We can use the example of a simple arm movement to illustrate this concept. When an individual affected with muscular skeletal - or even a child with general coordination disorders - raises his arm or uses an arm for weight bearing we can see that the shoulder blade is very unstable. Instead of being anchored on the back of the person, it shifts its position and wanders onto territories of the body where it does not normally belong. In cases of cerebral palsy, the shoulder blade can typically be seen to:
Slide upwards towards the head and often over the neck
Slide over the vertebral column
Slide onto the side of the body to the area of the arm pit
It is not difficult to imagine, that all this abnormal slipping and sliding does not provide much stability for the arms if they are to be used to lift or to carry something, for fine motor skill performance, or, especially, for weight bearing.
and Older Children
When the same movement is performed by the healthy person, the shoulder blades:
Stay anchored on the back
Pivot during movement, but do not slide to the side of the body or over the neck
Remain positioned between the second and seventh thoracic vertebrae
Photos of healthy individuals
If however we try to bring a child with unstable shoulder blades into a weight bearing position such as seen below, we can see that this unstable shoulder blade does not provide any basis for weight bearing on the elbows.
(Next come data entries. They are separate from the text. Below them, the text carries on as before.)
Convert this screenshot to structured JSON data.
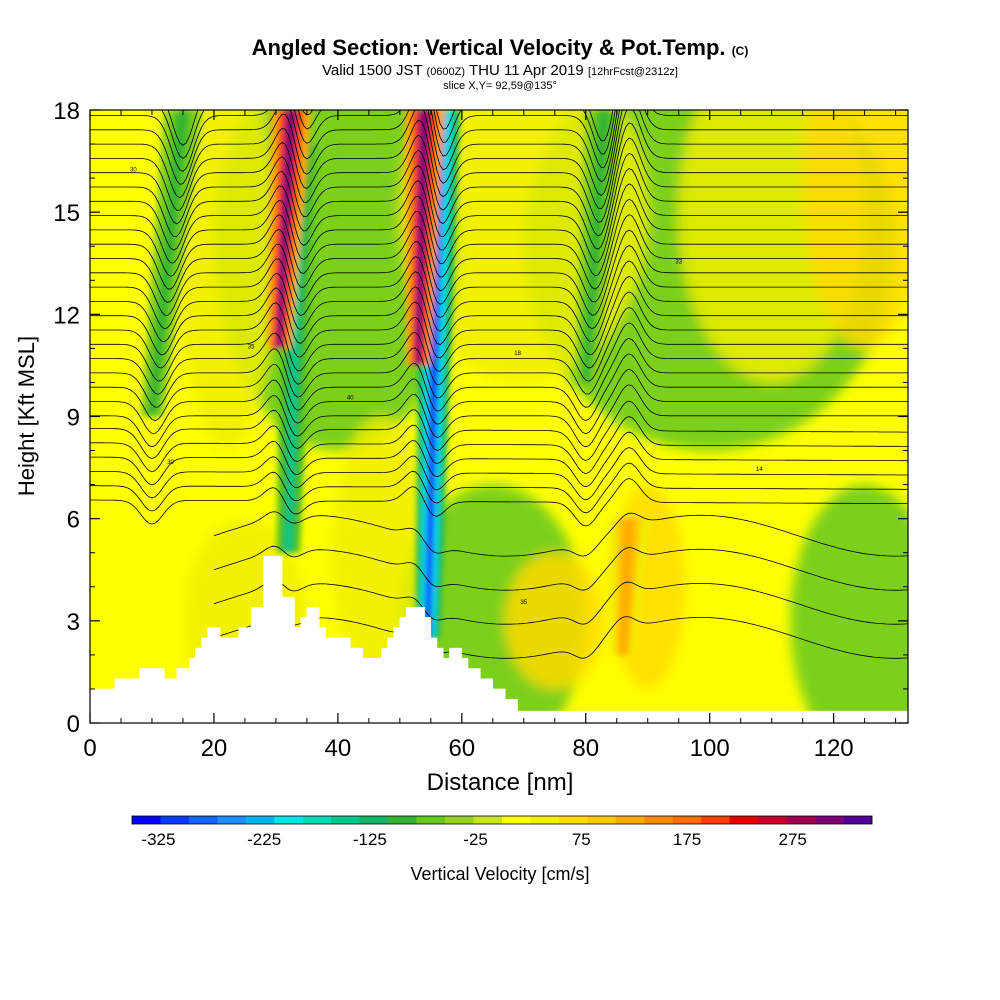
{
  "title": {
    "main": "Angled Section: Vertical Velocity & Pot.Temp.",
    "units_tag": "(C)",
    "valid_prefix": "Valid 1500 JST",
    "valid_z": "(0600Z)",
    "valid_date": "THU 11 Apr 2019",
    "forecast_tag": "[12hrFcst@2312z]",
    "slice": "slice X,Y= 92,59@135°"
  },
  "colors": {
    "scale": [
      "#0000ff",
      "#0a3cff",
      "#1464ff",
      "#1e90ff",
      "#00b4f0",
      "#00e6e6",
      "#00dcb4",
      "#00c88c",
      "#14b464",
      "#32b432",
      "#64c81e",
      "#96d21e",
      "#c8e61e",
      "#ffff00",
      "#f0f000",
      "#ffdc00",
      "#ffc800",
      "#ffaa00",
      "#ff8c00",
      "#ff6e00",
      "#ff3c00",
      "#e60000",
      "#c80028",
      "#a00050",
      "#800078",
      "#500096"
    ]
  },
  "chart_data": {
    "type": "heatmap",
    "xlabel": "Distance [nm]",
    "ylabel": "Height [Kft MSL]",
    "xlim": [
      0,
      132
    ],
    "ylim": [
      0,
      18
    ],
    "xticks": [
      0,
      20,
      40,
      60,
      80,
      100,
      120
    ],
    "yticks": [
      0,
      3,
      6,
      9,
      12,
      15,
      18
    ],
    "colorbar": {
      "label": "Vertical Velocity [cm/s]",
      "min": -350,
      "max": 350,
      "tick_labels": [
        -325,
        -225,
        -125,
        -25,
        75,
        175,
        275
      ]
    },
    "terrain_kft": [
      [
        0,
        1.0
      ],
      [
        4,
        1.0
      ],
      [
        4,
        1.3
      ],
      [
        8,
        1.3
      ],
      [
        8,
        1.6
      ],
      [
        12,
        1.6
      ],
      [
        12,
        1.3
      ],
      [
        14,
        1.3
      ],
      [
        14,
        1.6
      ],
      [
        16,
        1.6
      ],
      [
        16,
        1.9
      ],
      [
        17,
        1.9
      ],
      [
        17,
        2.2
      ],
      [
        18,
        2.2
      ],
      [
        18,
        2.5
      ],
      [
        19,
        2.5
      ],
      [
        19,
        2.8
      ],
      [
        21,
        2.8
      ],
      [
        21,
        2.5
      ],
      [
        24,
        2.5
      ],
      [
        24,
        2.8
      ],
      [
        26,
        2.8
      ],
      [
        26,
        3.4
      ],
      [
        28,
        3.4
      ],
      [
        28,
        4.9
      ],
      [
        31,
        4.9
      ],
      [
        31,
        3.7
      ],
      [
        33,
        3.7
      ],
      [
        33,
        2.8
      ],
      [
        34,
        2.8
      ],
      [
        34,
        3.1
      ],
      [
        35,
        3.1
      ],
      [
        35,
        3.4
      ],
      [
        37,
        3.4
      ],
      [
        37,
        2.8
      ],
      [
        38,
        2.8
      ],
      [
        38,
        2.5
      ],
      [
        42,
        2.5
      ],
      [
        42,
        2.2
      ],
      [
        44,
        2.2
      ],
      [
        44,
        1.9
      ],
      [
        47,
        1.9
      ],
      [
        47,
        2.2
      ],
      [
        48,
        2.2
      ],
      [
        48,
        2.5
      ],
      [
        49,
        2.5
      ],
      [
        49,
        2.8
      ],
      [
        50,
        2.8
      ],
      [
        50,
        3.1
      ],
      [
        51,
        3.1
      ],
      [
        51,
        3.4
      ],
      [
        54,
        3.4
      ],
      [
        54,
        3.1
      ],
      [
        55,
        3.1
      ],
      [
        55,
        2.5
      ],
      [
        56,
        2.5
      ],
      [
        56,
        2.2
      ],
      [
        57,
        2.2
      ],
      [
        57,
        1.9
      ],
      [
        58,
        1.9
      ],
      [
        58,
        2.2
      ],
      [
        60,
        2.2
      ],
      [
        60,
        1.9
      ],
      [
        61,
        1.9
      ],
      [
        61,
        1.6
      ],
      [
        63,
        1.6
      ],
      [
        63,
        1.3
      ],
      [
        65,
        1.3
      ],
      [
        65,
        1.0
      ],
      [
        67,
        1.0
      ],
      [
        67,
        0.7
      ],
      [
        69,
        0.7
      ],
      [
        69,
        0.35
      ],
      [
        132,
        0.35
      ]
    ],
    "updrafts": [
      {
        "x_top": 32.5,
        "x_bottom": 30.5,
        "y_top": 18,
        "y_bottom": 11,
        "peak_cms": 300
      },
      {
        "x_top": 54,
        "x_bottom": 53,
        "y_top": 18,
        "y_bottom": 10.5,
        "peak_cms": 300
      },
      {
        "x_top": 87,
        "x_bottom": 86,
        "y_top": 6,
        "y_bottom": 2,
        "peak_cms": 120
      }
    ],
    "downdrafts": [
      {
        "x_top": 34,
        "x_bottom": 32,
        "y_top": 17,
        "y_bottom": 5,
        "peak_cms": -150
      },
      {
        "x_top": 56.5,
        "x_bottom": 54.5,
        "y_top": 18,
        "y_bottom": 2.5,
        "peak_cms": -300
      },
      {
        "x_top": 83,
        "x_bottom": 80,
        "y_top": 18,
        "y_bottom": 10,
        "peak_cms": -100
      },
      {
        "x_top": 15,
        "x_bottom": 10,
        "y_top": 18,
        "y_bottom": 9,
        "peak_cms": -100
      }
    ],
    "isentrope_labels": [
      "30",
      "35",
      "40",
      "18",
      "33",
      "14"
    ]
  }
}
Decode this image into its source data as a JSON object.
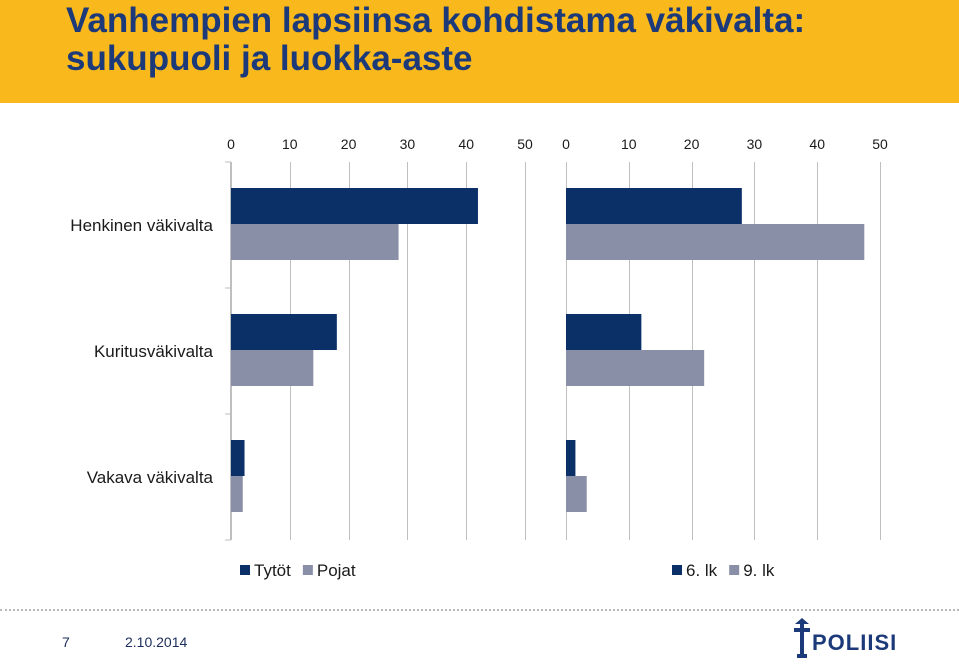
{
  "slide": {
    "title": "Vanhempien lapsiinsa kohdistama väkivalta:\nsukupuoli ja luokka-aste",
    "page_number": "7",
    "date": "2.10.2014",
    "logo_text": "POLIISI"
  },
  "colors": {
    "title_band": "#f9b81b",
    "title_text": "#1c3a7a",
    "series_dark": "#0b3068",
    "series_light": "#8a8fa8",
    "grid": "#bfbfbf"
  },
  "chart_data": [
    {
      "type": "bar",
      "orientation": "horizontal",
      "title": "",
      "categories": [
        "Henkinen väkivalta",
        "Kuritusväkivalta",
        "Vakava väkivalta"
      ],
      "series": [
        {
          "name": "Tytöt",
          "values": [
            42,
            18,
            2.3
          ]
        },
        {
          "name": "Pojat",
          "values": [
            28.5,
            14,
            2
          ]
        }
      ],
      "xlim": [
        0,
        50
      ],
      "x_ticks": [
        "0",
        "10",
        "20",
        "30",
        "40",
        "50"
      ],
      "xaxis_position": "top",
      "grid": true,
      "legend": "bottom"
    },
    {
      "type": "bar",
      "orientation": "horizontal",
      "title": "",
      "categories": [
        "Henkinen väkivalta",
        "Kuritusväkivalta",
        "Vakava väkivalta"
      ],
      "series": [
        {
          "name": "6. lk",
          "values": [
            28,
            12,
            1.5
          ]
        },
        {
          "name": "9. lk",
          "values": [
            47.5,
            22,
            3.3
          ]
        }
      ],
      "xlim": [
        0,
        50
      ],
      "x_ticks": [
        "0",
        "10",
        "20",
        "30",
        "40",
        "50"
      ],
      "xaxis_position": "top",
      "grid": true,
      "legend": "bottom"
    }
  ]
}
When met with the loads coming from the elbow, the shoulder blade simply slips away in the direction of the vertebral column. The shoulder joint itself, being also weak, then gives way and the child flops.
If we are to include the clavicle in this example, which is connected to the shoulder girdle as well, we would see that the clavicle normally provides the shoulder blade a stable connection on the front of the body. Due to compressional weakness however, the clavicle is positioned differently than it is positioned on the healthy person. It is found:
submerged towards the upper ribs
instead of being oriented horizontally is rolled proximally and positioned close to the neck
in level III- level V children we would typically find distal end of the clavicle visible at the back of the child
During the original arm movement of raising the arms, the clavicle – instead of holding a relatively stable position which would allow for free and unconstrained arm movement, rolls inwards and submerges even further.
In such children we typically see a blocked shoulder joint. Therefore any arm movement is coming from wrong movements at the level of the shoulder blade and the clavicle.
Manifestations of “Wrong Place Wrong Movement” can be seen throughout the body of a child with muscular skeletal disorders:
In the neck/head connections
In the vertebral column
In the sacral iliac joint
In the hip joint
In all of the distal limb joints
These structural deficiencies cannot be eliminated through typical rehabilitative measures and prevent further development and improvement of healthy motor function.
The ABR Method has recognized the inhibitive components of these deficiencies and is designed to improve Wrong Place Wrong Movement components.